Correlated Brownian Motions?
mdiamore opened this issue · 2 comments
Hello!
First of all, fantastic work!! This framework is amazing and I've managed to implement some basic SDE's and solve them. My current goal is to go through some of the canonical SDEs used in Finance and implement them, which leads to my question.
Q: I discovered some slides pertaining to the Neural SDE as GANs paper, in which you reference the Heston model, in torchsde how would I link the two Brownian motions together by their correlation factor rho ? I think I managed to do it in a quick and dirty way below
class CorrelatedBrownianIntervals(BrownianInterval):
def __init__(self, t0, t1, rho, w1, W=None, H=None):
super().__init__(t0, t1, (batch_size, 1), W, H)
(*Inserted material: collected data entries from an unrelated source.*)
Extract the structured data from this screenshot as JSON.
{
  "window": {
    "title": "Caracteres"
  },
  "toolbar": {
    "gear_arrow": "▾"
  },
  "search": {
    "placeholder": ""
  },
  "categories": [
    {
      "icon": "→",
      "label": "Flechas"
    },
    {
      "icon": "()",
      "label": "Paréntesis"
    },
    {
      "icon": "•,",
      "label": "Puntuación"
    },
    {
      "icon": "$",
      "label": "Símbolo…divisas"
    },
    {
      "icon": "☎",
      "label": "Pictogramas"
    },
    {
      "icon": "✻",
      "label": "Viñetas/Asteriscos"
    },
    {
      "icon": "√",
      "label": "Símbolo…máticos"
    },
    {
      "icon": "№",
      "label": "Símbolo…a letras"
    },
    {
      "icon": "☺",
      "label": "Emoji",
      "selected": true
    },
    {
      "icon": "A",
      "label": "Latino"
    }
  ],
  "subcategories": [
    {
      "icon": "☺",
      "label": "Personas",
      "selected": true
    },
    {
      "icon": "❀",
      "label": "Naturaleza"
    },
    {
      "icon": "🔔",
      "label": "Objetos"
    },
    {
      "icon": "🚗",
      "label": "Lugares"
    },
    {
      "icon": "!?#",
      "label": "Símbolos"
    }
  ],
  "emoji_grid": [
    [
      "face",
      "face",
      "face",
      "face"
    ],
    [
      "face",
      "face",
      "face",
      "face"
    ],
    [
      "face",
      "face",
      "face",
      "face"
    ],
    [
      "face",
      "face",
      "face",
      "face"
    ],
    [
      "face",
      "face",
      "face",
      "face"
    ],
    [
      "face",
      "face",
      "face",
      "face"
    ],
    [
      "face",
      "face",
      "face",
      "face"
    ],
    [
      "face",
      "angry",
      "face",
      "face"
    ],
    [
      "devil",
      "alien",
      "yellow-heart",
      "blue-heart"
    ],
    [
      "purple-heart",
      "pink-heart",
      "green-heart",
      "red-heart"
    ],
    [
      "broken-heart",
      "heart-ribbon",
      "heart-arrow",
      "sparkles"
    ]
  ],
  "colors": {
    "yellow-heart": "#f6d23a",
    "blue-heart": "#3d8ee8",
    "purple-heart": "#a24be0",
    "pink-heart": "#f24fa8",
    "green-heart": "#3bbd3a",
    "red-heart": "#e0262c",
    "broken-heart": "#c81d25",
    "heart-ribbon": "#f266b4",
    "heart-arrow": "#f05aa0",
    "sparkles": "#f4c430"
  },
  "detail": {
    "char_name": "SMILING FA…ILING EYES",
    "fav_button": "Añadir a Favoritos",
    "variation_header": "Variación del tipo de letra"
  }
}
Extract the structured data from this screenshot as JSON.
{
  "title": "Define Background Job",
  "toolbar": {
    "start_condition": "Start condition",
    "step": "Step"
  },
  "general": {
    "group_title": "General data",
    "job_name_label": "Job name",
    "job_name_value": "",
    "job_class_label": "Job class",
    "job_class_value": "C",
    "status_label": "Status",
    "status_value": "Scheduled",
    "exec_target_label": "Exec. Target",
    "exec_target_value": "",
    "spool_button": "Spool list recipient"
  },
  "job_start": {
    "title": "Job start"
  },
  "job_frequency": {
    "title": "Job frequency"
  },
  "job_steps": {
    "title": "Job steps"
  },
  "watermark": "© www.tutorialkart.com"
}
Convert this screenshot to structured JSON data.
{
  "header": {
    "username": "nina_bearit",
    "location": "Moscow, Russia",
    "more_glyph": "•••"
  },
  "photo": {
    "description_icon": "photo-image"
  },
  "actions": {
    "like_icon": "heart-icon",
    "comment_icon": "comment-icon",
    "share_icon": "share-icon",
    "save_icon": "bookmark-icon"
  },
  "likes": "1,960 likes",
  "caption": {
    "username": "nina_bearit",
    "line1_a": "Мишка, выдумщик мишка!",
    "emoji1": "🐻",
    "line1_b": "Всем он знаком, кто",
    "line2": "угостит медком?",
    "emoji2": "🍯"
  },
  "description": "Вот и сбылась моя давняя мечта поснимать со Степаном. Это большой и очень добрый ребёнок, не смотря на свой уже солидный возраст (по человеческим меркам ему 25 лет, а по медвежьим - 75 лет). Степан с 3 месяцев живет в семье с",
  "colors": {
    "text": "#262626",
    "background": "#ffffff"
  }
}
self.rho = rho # Correlation Coefficient between the 2 Brownians
self.w1 = w1 # The first correlated Brownian
def correlated_brownian(self, ta, tb):
z1 = super().__call__(ta, tb) # This generates an uncorrelated Brownian motion Z1
corr = (self.rho * self.w1_val + torch.sqrt(1 - self.rho ** 2) * z1) ## Creates the correlated Brownian W2
return corr
def __call__(self, ta, tb):
self.w1_val = self.w1(tb) - self.w1(ta)
return self.correlated_brownian(ta, tb)
Is this the right approach? Or is there a better / more flexible way to do this?
Thanks again!
Thanks for the positive review!
So I wouldn't try to create two different BrownianIntervals as you seem to be doing (self, w1). It's enough to create a single multidimensional BrownianInterval, and then apply the appropriate correlation. For example:
class CorrelatedBrownianInterval(BrownianInterval):
def __init__(self, corr, **kwargs):
super().__init__(**kwargs)
self.corr = corr
def __call__(self, ta, tb):
dW = super().__call__(ta, tb)
# trick for computing batch matrix-vector product
# matrix `corr` has shape (channels, channels)
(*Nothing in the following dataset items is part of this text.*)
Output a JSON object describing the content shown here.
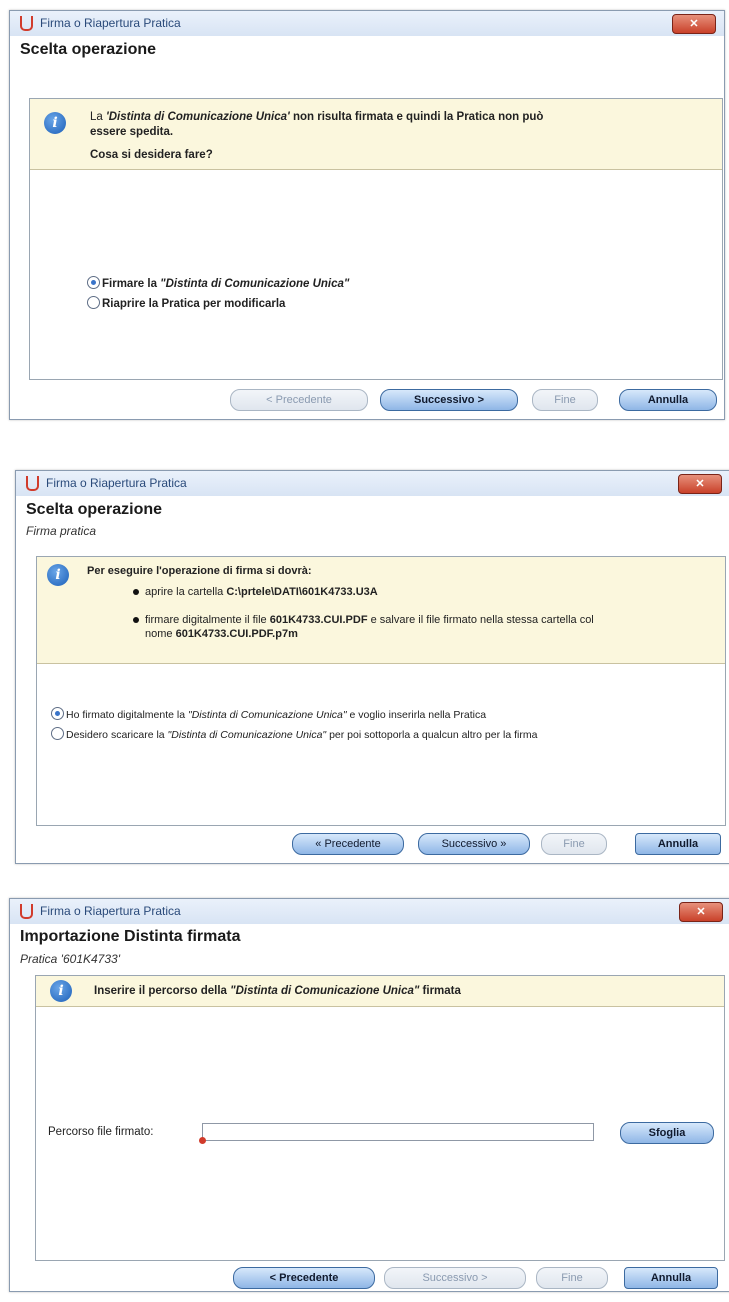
{
  "window_title": "Firma o Riapertura Pratica",
  "close_label": "✕",
  "dialogs": [
    {
      "heading": "Scelta operazione",
      "message_line1_pre": "La ",
      "message_line1_em": "'Distinta di Comunicazione Unica'",
      "message_line1_post": " non risulta firmata e quindi la Pratica non può",
      "message_line2": "essere spedita.",
      "question": "Cosa si desidera fare?",
      "options": [
        {
          "pre": "Firmare la ",
          "em": "\"Distinta di Comunicazione Unica\"",
          "post": "",
          "checked": true
        },
        {
          "pre": "Riaprire la Pratica per modificarla",
          "em": "",
          "post": "",
          "checked": false
        }
      ],
      "buttons": {
        "previous": "< Precedente",
        "next": "Successivo >",
        "finish": "Fine",
        "cancel": "Annulla"
      }
    },
    {
      "heading": "Scelta operazione",
      "subheading": "Firma pratica",
      "intro": "Per eseguire l'operazione di firma si dovrà:",
      "step1_pre": "aprire la cartella ",
      "step1_path": "C:\\prtele\\DATI\\601K4733.U3A",
      "step2_pre": "firmare digitalmente il file ",
      "step2_file": "601K4733.CUI.PDF",
      "step2_mid": " e salvare il file firmato nella stessa cartella col",
      "step2_line2_pre": "nome ",
      "step2_line2_file": "601K4733.CUI.PDF.p7m",
      "options": [
        {
          "pre": "Ho firmato digitalmente la ",
          "em": "\"Distinta di Comunicazione Unica\"",
          "post": " e voglio inserirla nella Pratica",
          "checked": true
        },
        {
          "pre": "Desidero scaricare la ",
          "em": "\"Distinta di Comunicazione Unica\"",
          "post": " per poi sottoporla a qualcun altro per la firma",
          "checked": false
        }
      ],
      "buttons": {
        "previous": "« Precedente",
        "next": "Successivo »",
        "finish": "Fine",
        "cancel": "Annulla"
      }
    },
    {
      "heading": "Importazione Distinta firmata",
      "subheading": "Pratica '601K4733'",
      "message_pre": "Inserire il percorso della ",
      "message_em": "\"Distinta di Comunicazione Unica\"",
      "message_post": " firmata",
      "field_label": "Percorso file firmato:",
      "field_value": "",
      "browse": "Sfoglia",
      "buttons": {
        "previous": "< Precedente",
        "next": "Successivo >",
        "finish": "Fine",
        "cancel": "Annulla"
      }
    }
  ]
}
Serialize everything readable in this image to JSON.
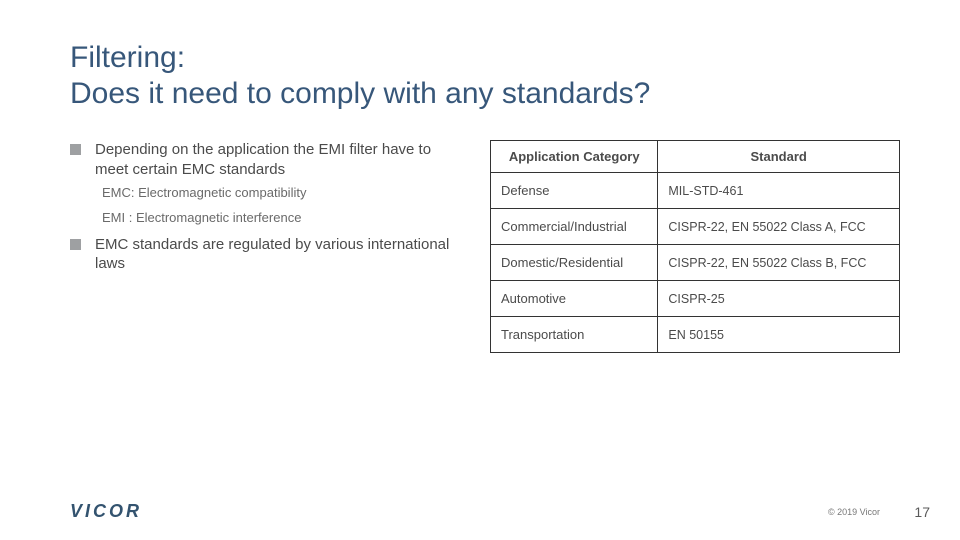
{
  "title": {
    "line1": "Filtering:",
    "line2": "Does it need to comply with any standards?"
  },
  "bullets": {
    "b1": "Depending on the application the EMI filter have to meet certain EMC standards",
    "sub1": "EMC: Electromagnetic compatibility",
    "sub2": "EMI :  Electromagnetic interference",
    "b2": "EMC standards are regulated by various international laws"
  },
  "table": {
    "headers": {
      "c1": "Application Category",
      "c2": "Standard"
    },
    "rows": [
      {
        "cat": "Defense",
        "std": "MIL-STD-461"
      },
      {
        "cat": "Commercial/Industrial",
        "std": "CISPR-22, EN 55022 Class A, FCC"
      },
      {
        "cat": "Domestic/Residential",
        "std": "CISPR-22, EN 55022 Class B, FCC"
      },
      {
        "cat": "Automotive",
        "std": "CISPR-25"
      },
      {
        "cat": "Transportation",
        "std": "EN 50155"
      }
    ]
  },
  "footer": {
    "logo": "VICOR",
    "copyright": "© 2019 Vicor",
    "page": "17"
  }
}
# batch of vectors `dW` has shape (batch, channels)
return dW @ self.corr.t()
rho = ...
corr = torch.tensor([[1, 0], [rho, (1 - rho.pow(2)).sqrt()]])
CorrelatedBrownianInterval(corr=corr, size=(batch_size, 2), ...)I would however note that the SDE solvers are generally written assuming that you're using Brownian motion -- off the top of my head I'm not sure if some of the higher-order solvers like SRK will necessarily produce the right numerics given an arbitrary noise process. (The simpler ones like Euler will no doubt still be fine.)
The safer/more general option is to put any desired correlation into the diffusion matrix of the SDE you want to solve. That is, instead of having g(Y_t) (corr dW) you have (g(Y_t) corr) dW.
class SDE:
def __init__(self, corr, ...):
...
self.corr = corr
def _g(self, t, y):
...
def g(self, t, y):
return self._g(t, y) @ self.corrAnd moreover the efficiency of this can be improved for most solvers by also providing
def g_prod(self, t, y, dW):
return self._g(t, y) @ (dW @ self.corr.t())so that one evaluates a matrix-(matrix-vector) product rather than a (matrix-matrix)-vector product.
Does that answer your question?
(All code untested.)
Yes, it does! I figured there was a better way to do it than creating two Brownian instances, and the more general form of adding the correlation directly to the diffusion makes a lot of sense. So I'll go with that approach. Thanks for your help, really great work!